I've asked a similar problem earlier here and I was told the same is true for $\lvert\det(A)| \leq \prod_{i=1}^n \Vert a_{i}\Vert$
with $\Vert a_{i,i}\Vert$ being the norm induced by the Euclidean inner product so that $\Vert a_{i}\Vert = \sqrt {a_i \overline{a_i}}$
Moreover, $a_i$ is the i-th column of the pos. def. Matrix $A \in \mathbb{C^{n\times n}}$.

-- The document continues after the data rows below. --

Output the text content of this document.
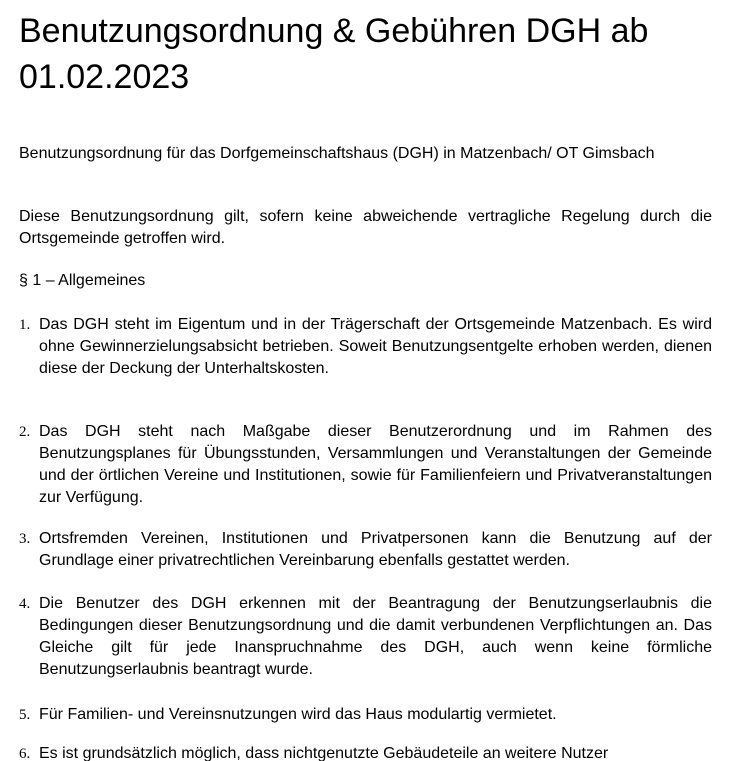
Benutzungsordnung & Gebühren DGH ab 01.02.2023

Benutzungsordnung für das Dorfgemeinschaftshaus (DGH) in Matzenbach/ OT Gimsbach

Diese Benutzungsordnung gilt, sofern keine abweichende vertragliche Regelung durch die Ortsgemeinde getroffen wird.

§ 1 – Allgemeines

1. Das DGH steht im Eigentum und in der Trägerschaft der Ortsgemeinde Matzenbach. Es wird ohne Gewinnerzielungsabsicht betrieben. Soweit Benutzungsentgelte erhoben werden, dienen diese der Deckung der Unterhaltskosten.
2. Das DGH steht nach Maßgabe dieser Benutzerordnung und im Rahmen des Benutzungsplanes für Übungsstunden, Versammlungen und Veranstaltungen der Gemeinde und der örtlichen Vereine und Institutionen, sowie für Familienfeiern und Privatveranstaltungen zur Verfügung.
3. Ortsfremden Vereinen, Institutionen und Privatpersonen kann die Benutzung auf der Grundlage einer privatrechtlichen Vereinbarung ebenfalls gestattet werden.
4. Die Benutzer des DGH erkennen mit der Beantragung der Benutzungserlaubnis die Bedingungen dieser Benutzungsordnung und die damit verbundenen Verpflichtungen an. Das Gleiche gilt für jede Inanspruchnahme des DGH, auch wenn keine förmliche Benutzungserlaubnis beantragt wurde.
5. Für Familien- und Vereinsnutzungen wird das Haus modulartig vermietet.
6. Es ist grundsätzlich möglich, dass nichtgenutzte Gebäudeteile an weitere Nutzer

Like in my other question I've tried to work with the Cholesky-decomposition because $\prod_{i=1}^n \Vert a_{i}\Vert$ is basically the same operation as $\prod_{i=1}^n a_{i,i}$ with the difference, that the first product square-roots all elements.
Sadly, my attempt failed because it seems like $\det(A)$ is actually greater than the product.
Can anyone help me finding a good proof?
It is a bit more delicate. On the other hand more is true.
I will sum it up (since it would be impossible to give all the details):
The volume ${\rm vol}(a_1,\ldots,a_n)$ determined by the $n$ vectors $a_1,\ldots,a_n$ on the columns of $A$ satisfies $$ {\rm vol}(a_1,\ldots,a_n)=\|a_1\|{\rm vol}(a_2,\ldots,a_n)\sin\theta_1, $$ where $\theta_1$ is the angle between $a_1$ and the $(n-1)$-dimensional space determined by $a_2,\ldots,a_n$ (details in the paper above, too lengthy for a reply). Now you iterate this procedure to obtain $$ \lvert\det A\rvert={\rm vol}(a_1,\ldots,a_n)=\prod_{i=1}^n\|a_i\|\prod_{i=1}^{n-1}\sin\theta_i\le\prod_{i=1}^n\|a_i\|, $$ where $\theta_i$ is the angle between $a_i$ and the space determined by $a_{i+1},\ldots,a_n$.
PS. Recall that the volume ${\rm vol}(a_i,\ldots,a_n)$ is defined by $${\rm vol}(a_i,\ldots,a_n)=\sqrt{\det ({A_i}^*A_i)},$$ where $A_i$ is the matrix with columns $a_i,\ldots,a_n$.